La guerra delle mascherine è il tramonto della globalizzazione
I Paesi dipendono da supply chain troppo lunghe e basate solo sul valore. Sarà il caso di rivedere il concetto di industria strategica
Se c'è un lato buono del COVID-19 è che ha svelato cosa significa il concetto di sicurezza nazionale e, di conseguenza, interesse nazionale.

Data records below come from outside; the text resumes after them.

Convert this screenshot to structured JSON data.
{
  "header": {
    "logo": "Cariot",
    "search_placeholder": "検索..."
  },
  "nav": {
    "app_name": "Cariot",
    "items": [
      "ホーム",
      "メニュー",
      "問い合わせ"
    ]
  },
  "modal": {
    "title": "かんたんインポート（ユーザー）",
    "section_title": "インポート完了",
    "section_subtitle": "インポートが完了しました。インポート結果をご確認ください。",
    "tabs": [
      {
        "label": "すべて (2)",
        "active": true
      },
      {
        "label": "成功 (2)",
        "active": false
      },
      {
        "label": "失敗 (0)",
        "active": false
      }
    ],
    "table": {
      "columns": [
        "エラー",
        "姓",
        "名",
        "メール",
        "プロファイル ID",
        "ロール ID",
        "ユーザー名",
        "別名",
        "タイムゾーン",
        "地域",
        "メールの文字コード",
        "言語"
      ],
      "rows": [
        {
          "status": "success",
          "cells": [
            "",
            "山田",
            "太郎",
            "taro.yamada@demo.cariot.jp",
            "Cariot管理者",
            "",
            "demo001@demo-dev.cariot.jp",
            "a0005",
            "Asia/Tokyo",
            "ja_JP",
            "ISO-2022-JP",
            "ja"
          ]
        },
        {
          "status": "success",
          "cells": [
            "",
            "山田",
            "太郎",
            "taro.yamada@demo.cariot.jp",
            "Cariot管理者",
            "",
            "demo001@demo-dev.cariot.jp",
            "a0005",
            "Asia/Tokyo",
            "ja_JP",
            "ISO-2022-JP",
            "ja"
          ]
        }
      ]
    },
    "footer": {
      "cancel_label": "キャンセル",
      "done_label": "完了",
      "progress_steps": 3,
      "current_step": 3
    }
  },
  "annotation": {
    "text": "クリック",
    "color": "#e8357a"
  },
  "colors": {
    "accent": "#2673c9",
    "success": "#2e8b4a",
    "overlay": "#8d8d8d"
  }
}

In un mondo che sembrava avviato ad una globalizzazione inarrestabile, il virus ha fatto capire quanto farraginosi e artificiali fossero i regolamenti e i comportamenti che fino a poche settimane fa regolavano il mondo.
In un clima da "si salvi chi può" si è passati al "mors tua vita mea".
Uno dei tanti fattori che hanno fatto cadere il velo dell'ipocrisia sulle presunte regole del commercio globalizzato è stata la guerra tutt'ora in corso delle mascherine.
L'unico vero grande produttore è la Cina, proprio nel famigerato distretto di Wuhan, e da lì vengono spedite in tutto il mondo via mare.

Hanno iniziato Francia e Germania a sequestrare le mascherine in viaggio per l'Italia, il primo Paese ad esser maggiormente colpito dal virus, in barba ai trattati europei e alla solidarietà .
Dopo le proteste qualcosa di è sbloccato, non tutto, ma intanto da noi il COVID-19 ha dilagato.
Adesso che l'emergenza è esplosa anche negli USA, emissari americani sono stati spediti in tutto il mondo ad acquistare a prezzo maggiorato le mascherine già destinate ad altri stati.
Berlino ha parlato di "moderna pirateria", ma gli USA si comportano esattamente come hanno fatto i tedeschi in tantissime altre occasioni, e fanno tutt'ora (insieme ad altri Paesi europei) poiché stanno da tempo facendo incetta sul mercato dei saturimetri, acquistandoli a qualunque prezzo.
Trump fa pressioni politiche sul governo cinese e, fatto non secondario, ha dotato i suoi emissari in giro per il mondo di liquidità senza limiti pur di accaparrarsi la merce.